Eğitim, yüzeysel bir bilgi aktarımının ötesine geçen, daha yüksek bir atıf çerçevesine dayandığında anlam kazanan ve insanları hakikate götüren bir yoldur.
Ancak bu yolun sonunda adalet, düzen ve gerçek manada erdemli bir toplum ortaya çıkabilir. Peki, eğitimi bu kadar değerli ve vazgeçilmez kılan şey nedir?
Bugün, eğitimin büyük oranda piyasaya dayalı bir meta haline geldiğine şahit oluyoruz. Başarı, test sonuçları ve diplomalarla ölçülüyor; oysa eğitim, sadece bireyi daha işe yarar hale getirmek için değil, aynı zamanda onun ahlaki ve entelektüel yönlerini besleyerek ideal toplumu inşa etmek için vardır. Ancak bu, sadece daha yüksek bir ilke ile mümkündür: insanı ve toplumu sadece maddi başarı üzerinden değerlendiren anlayışı aşan bir bakış açısı.
İdeal bir eğitim, sadece bilgi öğretmez; aksine, bireye kendisini, dünyayı ve başkalarını nasıl anlaması gerektiğini öğretir. Fakat bu anlayış, yüce bir amaca, yüksek bir atıf çerçevesine dayanmıyorsa eksiktir. Eğitim, insanın kendi varlığını ve toplumdaki yerini anlamasını sağlayacak yüksek bir etik ilkeyle hareket etmelidir.
Atıf Çerçevesi Nedir?
Atıf çerçevesi, insanın kendi varoluşuna anlam kazandırdığı ahlaki ve felsefi değerler bütünüdür. Bu çerçeve, bireyi “erdemli, işe yarar ve ahlaklı” kılan toplumun temel yapı taşıdır. Ancak burada dikkat çekici olan, eğitimin gerçek anlamını kazandığı yerin sadece bilgi ya da teknik beceriler değil, bu daha yüksek atıf çerçevesi olduğudur. Bu çerçeve olmadan eğitim, teknik bir bilgi aktarımından ibaret kalır ve toplumsal adaletin, düzenin ve nihayetinde muassır medeniyetin önünü açamaz.

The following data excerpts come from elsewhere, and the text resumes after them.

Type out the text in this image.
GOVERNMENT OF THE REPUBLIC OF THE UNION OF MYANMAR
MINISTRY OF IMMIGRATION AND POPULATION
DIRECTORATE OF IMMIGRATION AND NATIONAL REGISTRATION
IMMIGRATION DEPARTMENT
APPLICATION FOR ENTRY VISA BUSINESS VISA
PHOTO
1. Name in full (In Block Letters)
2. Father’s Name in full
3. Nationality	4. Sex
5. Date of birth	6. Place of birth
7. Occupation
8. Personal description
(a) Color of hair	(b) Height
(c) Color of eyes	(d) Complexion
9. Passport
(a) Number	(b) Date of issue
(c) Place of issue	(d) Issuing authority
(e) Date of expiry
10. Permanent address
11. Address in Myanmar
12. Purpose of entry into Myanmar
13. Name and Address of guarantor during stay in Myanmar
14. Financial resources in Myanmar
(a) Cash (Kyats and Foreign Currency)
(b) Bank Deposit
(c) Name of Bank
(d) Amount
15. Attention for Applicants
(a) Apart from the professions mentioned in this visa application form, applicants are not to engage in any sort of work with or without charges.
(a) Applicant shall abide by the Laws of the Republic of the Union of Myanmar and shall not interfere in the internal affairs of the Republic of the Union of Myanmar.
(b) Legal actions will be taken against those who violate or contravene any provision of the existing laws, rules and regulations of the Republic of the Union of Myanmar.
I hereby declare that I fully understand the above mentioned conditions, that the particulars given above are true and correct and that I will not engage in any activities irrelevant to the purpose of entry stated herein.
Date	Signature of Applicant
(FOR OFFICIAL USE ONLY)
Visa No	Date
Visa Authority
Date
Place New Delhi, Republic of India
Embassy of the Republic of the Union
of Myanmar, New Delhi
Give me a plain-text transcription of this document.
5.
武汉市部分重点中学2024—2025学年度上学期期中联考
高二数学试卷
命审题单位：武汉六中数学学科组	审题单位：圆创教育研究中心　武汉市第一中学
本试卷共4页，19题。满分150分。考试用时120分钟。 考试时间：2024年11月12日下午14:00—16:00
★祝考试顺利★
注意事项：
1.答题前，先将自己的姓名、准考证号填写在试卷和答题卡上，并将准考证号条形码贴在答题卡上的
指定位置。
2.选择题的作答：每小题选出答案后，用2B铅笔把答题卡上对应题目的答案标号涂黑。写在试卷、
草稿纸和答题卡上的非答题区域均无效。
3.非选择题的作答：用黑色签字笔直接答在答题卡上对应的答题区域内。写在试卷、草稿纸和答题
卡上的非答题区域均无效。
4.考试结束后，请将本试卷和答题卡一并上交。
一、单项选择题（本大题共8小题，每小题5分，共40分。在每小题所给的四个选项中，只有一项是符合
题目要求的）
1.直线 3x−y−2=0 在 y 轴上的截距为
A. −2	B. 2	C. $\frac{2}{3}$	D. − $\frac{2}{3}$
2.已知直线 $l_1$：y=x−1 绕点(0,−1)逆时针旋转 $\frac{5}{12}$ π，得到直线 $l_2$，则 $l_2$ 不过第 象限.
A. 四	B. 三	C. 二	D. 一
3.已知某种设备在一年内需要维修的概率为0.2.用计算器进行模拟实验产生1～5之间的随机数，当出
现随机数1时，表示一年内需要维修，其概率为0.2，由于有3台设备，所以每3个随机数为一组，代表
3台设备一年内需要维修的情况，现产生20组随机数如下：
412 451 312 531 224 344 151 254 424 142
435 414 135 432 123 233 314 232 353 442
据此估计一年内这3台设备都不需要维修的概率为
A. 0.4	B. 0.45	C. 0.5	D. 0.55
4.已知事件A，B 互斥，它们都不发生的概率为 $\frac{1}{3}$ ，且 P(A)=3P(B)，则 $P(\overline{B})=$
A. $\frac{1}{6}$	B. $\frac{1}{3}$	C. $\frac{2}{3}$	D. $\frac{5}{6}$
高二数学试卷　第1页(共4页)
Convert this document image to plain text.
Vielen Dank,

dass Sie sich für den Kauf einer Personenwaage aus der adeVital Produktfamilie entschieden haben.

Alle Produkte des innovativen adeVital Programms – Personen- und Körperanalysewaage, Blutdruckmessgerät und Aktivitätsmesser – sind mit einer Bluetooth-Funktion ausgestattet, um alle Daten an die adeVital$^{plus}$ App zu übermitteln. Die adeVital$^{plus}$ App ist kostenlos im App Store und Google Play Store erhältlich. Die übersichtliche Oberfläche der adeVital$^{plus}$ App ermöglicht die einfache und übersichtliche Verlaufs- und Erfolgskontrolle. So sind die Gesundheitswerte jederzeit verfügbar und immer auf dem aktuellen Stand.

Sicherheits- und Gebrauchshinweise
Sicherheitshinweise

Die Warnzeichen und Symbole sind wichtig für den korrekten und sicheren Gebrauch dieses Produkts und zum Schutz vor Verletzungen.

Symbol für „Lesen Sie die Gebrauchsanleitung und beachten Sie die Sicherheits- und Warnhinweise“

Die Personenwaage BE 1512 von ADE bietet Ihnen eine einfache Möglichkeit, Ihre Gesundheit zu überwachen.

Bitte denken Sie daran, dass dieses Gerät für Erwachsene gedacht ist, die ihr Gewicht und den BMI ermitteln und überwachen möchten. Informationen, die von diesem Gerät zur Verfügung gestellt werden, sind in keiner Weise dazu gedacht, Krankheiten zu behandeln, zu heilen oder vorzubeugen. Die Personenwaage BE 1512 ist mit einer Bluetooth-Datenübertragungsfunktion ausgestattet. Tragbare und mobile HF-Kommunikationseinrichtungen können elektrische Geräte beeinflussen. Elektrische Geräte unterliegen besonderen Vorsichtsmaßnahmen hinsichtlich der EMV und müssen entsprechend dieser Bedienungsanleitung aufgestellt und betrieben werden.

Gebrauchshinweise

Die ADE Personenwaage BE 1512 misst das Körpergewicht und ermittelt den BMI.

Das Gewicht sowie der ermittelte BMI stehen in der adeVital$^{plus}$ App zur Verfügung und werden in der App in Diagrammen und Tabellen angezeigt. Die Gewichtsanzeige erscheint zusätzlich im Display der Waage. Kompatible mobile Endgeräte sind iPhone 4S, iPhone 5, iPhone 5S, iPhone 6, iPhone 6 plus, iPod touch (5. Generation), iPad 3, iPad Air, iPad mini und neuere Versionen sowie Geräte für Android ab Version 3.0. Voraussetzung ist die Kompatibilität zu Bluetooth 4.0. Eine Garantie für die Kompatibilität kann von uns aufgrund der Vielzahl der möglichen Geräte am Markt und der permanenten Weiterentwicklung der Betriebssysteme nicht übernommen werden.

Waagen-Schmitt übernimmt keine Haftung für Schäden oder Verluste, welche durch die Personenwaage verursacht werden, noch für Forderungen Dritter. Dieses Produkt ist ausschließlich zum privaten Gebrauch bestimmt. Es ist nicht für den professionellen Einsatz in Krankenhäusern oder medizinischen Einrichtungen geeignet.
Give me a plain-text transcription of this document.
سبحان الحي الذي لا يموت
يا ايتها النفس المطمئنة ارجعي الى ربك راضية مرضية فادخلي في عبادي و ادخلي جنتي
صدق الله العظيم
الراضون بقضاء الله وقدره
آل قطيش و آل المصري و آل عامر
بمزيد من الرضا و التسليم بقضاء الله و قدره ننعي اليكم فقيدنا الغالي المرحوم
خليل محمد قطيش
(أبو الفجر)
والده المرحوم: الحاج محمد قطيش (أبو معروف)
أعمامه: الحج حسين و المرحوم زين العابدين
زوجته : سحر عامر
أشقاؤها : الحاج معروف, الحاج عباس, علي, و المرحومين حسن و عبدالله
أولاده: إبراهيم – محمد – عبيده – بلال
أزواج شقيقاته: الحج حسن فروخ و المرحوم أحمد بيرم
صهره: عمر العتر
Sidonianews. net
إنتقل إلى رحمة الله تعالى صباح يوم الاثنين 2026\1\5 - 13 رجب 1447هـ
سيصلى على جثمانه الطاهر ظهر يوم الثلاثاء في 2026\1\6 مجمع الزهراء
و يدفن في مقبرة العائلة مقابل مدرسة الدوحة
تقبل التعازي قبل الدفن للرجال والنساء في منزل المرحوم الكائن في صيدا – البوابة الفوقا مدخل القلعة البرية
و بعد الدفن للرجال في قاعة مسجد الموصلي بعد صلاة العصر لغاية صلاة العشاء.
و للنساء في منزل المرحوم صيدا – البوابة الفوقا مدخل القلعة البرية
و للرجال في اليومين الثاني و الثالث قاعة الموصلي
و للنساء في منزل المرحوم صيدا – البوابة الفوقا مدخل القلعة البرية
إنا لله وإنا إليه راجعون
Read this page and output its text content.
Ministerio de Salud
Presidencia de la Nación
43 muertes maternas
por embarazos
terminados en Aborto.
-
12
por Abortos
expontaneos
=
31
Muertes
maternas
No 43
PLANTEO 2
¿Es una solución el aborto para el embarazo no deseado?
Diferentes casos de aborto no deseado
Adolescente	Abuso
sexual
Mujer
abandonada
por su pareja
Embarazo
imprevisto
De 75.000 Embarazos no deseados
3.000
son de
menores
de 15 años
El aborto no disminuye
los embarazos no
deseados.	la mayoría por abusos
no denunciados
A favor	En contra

Eğitim, modern dünyada sıkça konuşulan bir kavramdır; fakat derinlikli bir eleştiriye tabi tutulduğunda, gerçekte bireyi özgürleştiren, düşündüren ve ahlaki sorumluluklarını hatırlatan bir araç mıdır? Yoksa sadece bireyi iş gücü piyasasına daha hazır hale getiren bir makine midir?
Yeni Bir Paradigmaya İhtiyaç Var
Bugün dünyamız, eğitim sistemlerinin sadece ekonomik kalkınma aracı olduğu bir anlayışla karşı karşıya. Ancak bu, eğitimi insan olmanın daha büyük sorumluluklarından soyutlayan bir yaklaşımdır. Bu noktada şunu sormalıyız: Eğitim, sadece bireysel başarı mı getirmeli yoksa toplumsal düzeni, adaleti ve erdemli bir toplum yapısını mı inşa etmeli?
Asıl sorun, eğitimin daha yüksek bir atıf çerçevesine dayanmadan, salt araçsal bir fonksiyon olarak görülmesinde yatmaktadır. Eğer eğitim, bireyleri yalnızca teknik bilgiyle donatıyorsa, bu eksik bir eğitimin ürünü olacaktır. Eğitim, bireyin toplumda adil, sorumlu ve erdemli bir birey olmasını sağlayacak ilkelerden yoksunsa, hiçbir diploma, hiçbir başarı o toplumun uzun vadede düzen ve adaleti tesis etmesine yetmez.
Eğitimi Yeniden Tanımlamak
Bugün bize lazım olan şey, eğitimi salt bilgi aktarımı olarak değil, insanı varoluşsal ve ahlaki olarak dönüştüren bir süreç olarak görmektir. Toplumu, adalet ve düzen üreten bir yapıya dönüştüren şey bu yüksek atıf çerçevesidir. Bu çerçeve olmadan eğitim, sadece becerikli köleler yetiştiren bir sistemden ibaret kalacaktır. Ancak bu çerçeveyle donanmış bir eğitim, erdemli bir toplumun, adaletin ve düzenin gerçek temeli olacaktır.